As a super short introduction, imagine that we carried out a regression for the relationship between a car’s weight and its fuel efficiency (miles per gallon):

library(konfound)
#> Sensitivity analysis as described in Frank, Maroulis, Duong, and Kelcey (2013) and in Frank (2000).
#> For more information visit https://jmichaelrosenberg.shinyapps.io/shinykonfound/.

m1 <- lm(mpg ~ wt + drat, data = mtcars)
summary(m1)
#> 
#> Call:
#> lm(formula = mpg ~ wt + drat, data = mtcars)
#> 
#> Residuals:
#>     Min      1Q  Median      3Q     Max 
#> -5.4159 -2.0452  0.0136  1.7704  6.7466 
#> 
#> Coefficients:
#>             Estimate Std. Error t value Pr(>|t|)    
#> (Intercept)   30.290      7.318   4.139 0.000274 ***
#> wt            -4.783      0.797  -6.001 1.59e-06 ***
#> drat           1.442      1.459   0.989 0.330854    
#> ---
#> Signif. codes:  0 '***' 0.001 '**' 0.01 '*' 0.05 '.' 0.1 ' ' 1
#> 
#> Residual standard error: 3.047 on 29 degrees of freedom
#> Multiple R-squared:  0.7609, Adjusted R-squared:  0.7444 
#> F-statistic: 46.14 on 2 and 29 DF,  p-value: 9.761e-10

We can carry out sensitivity analysis for the effect of weight, for example, using the konfound() function on the model output:

konfound(m1, wt)
#> Note that this output is calculated based on the correlation-based approach used in mkonfound()
#> Replacement of Cases Approach:
#> To invalidate an inference, 65.969% of the estimate would have to be due to bias.
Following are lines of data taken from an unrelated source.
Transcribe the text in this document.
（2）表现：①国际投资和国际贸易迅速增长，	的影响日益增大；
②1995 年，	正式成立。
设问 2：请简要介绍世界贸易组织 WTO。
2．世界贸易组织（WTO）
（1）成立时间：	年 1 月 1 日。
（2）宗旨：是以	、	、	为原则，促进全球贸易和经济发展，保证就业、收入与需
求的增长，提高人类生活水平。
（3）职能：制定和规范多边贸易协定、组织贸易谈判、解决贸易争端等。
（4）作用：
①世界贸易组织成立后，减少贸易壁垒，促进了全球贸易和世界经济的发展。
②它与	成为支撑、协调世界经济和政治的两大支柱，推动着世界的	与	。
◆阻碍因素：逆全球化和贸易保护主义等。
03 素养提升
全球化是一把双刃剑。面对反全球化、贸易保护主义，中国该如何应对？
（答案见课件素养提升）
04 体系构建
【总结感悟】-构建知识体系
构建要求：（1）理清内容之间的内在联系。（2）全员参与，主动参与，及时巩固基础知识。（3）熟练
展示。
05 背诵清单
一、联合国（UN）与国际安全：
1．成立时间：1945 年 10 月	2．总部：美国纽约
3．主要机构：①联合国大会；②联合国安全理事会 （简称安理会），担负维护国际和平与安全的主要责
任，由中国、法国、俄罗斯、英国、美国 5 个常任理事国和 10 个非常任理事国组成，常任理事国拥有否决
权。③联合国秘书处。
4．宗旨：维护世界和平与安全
This is based on a threshold of -1.628 for statistical significance (alpha = 0.05).
#> To invalidate an inference, 21 observations would have to be replaced with cases for which the effect is 0.
#> 
#> Correlation-based Approach:
#> An omitted variable would have to be correlated at 0.781 with the outcome and at 0.781 with the predictor of interest (conditioning on observed covariates) to invalidate an inference based on a threshold of -0.36 for statistical significance (alpha = 0.05).
#> Correspondingly the impact of an omitted variable (as defined in Frank 2000) must be 0.781 X 0.781 = 0.61 to invalidate an inference.
#> For more detailed output, consider setting `to_return` to table
#> To consider other predictors of interest, consider setting `test_all` to TRUE.

This (very preliminary - and just as an illustration) suggests that nearly two-thirds of the effect of the weight of a car on its miles per gallon would need to be due to bias - in the model or measures, for example - for the effect to be invalidated.

Alternatively, another way to interpret the results of this sensitivity analysis is in terms of how correlated an omitted, confounding variable (i.e., a covariate) would need to be with both the variable of interest (weight) and the outcome, and this approach suggests that such a confounding variable would nee do be correlated at about .80 with both weight and miles per gallon for the effect of weight to be invalidated.

The konfound() function works on output from lm() as well as glm() (for non-linear models) and lmer() (from the lme4 package) for mixed effects models. There are also a number of ways (besides text) to present the output. Much more on the konfound() function (and package) can be found here.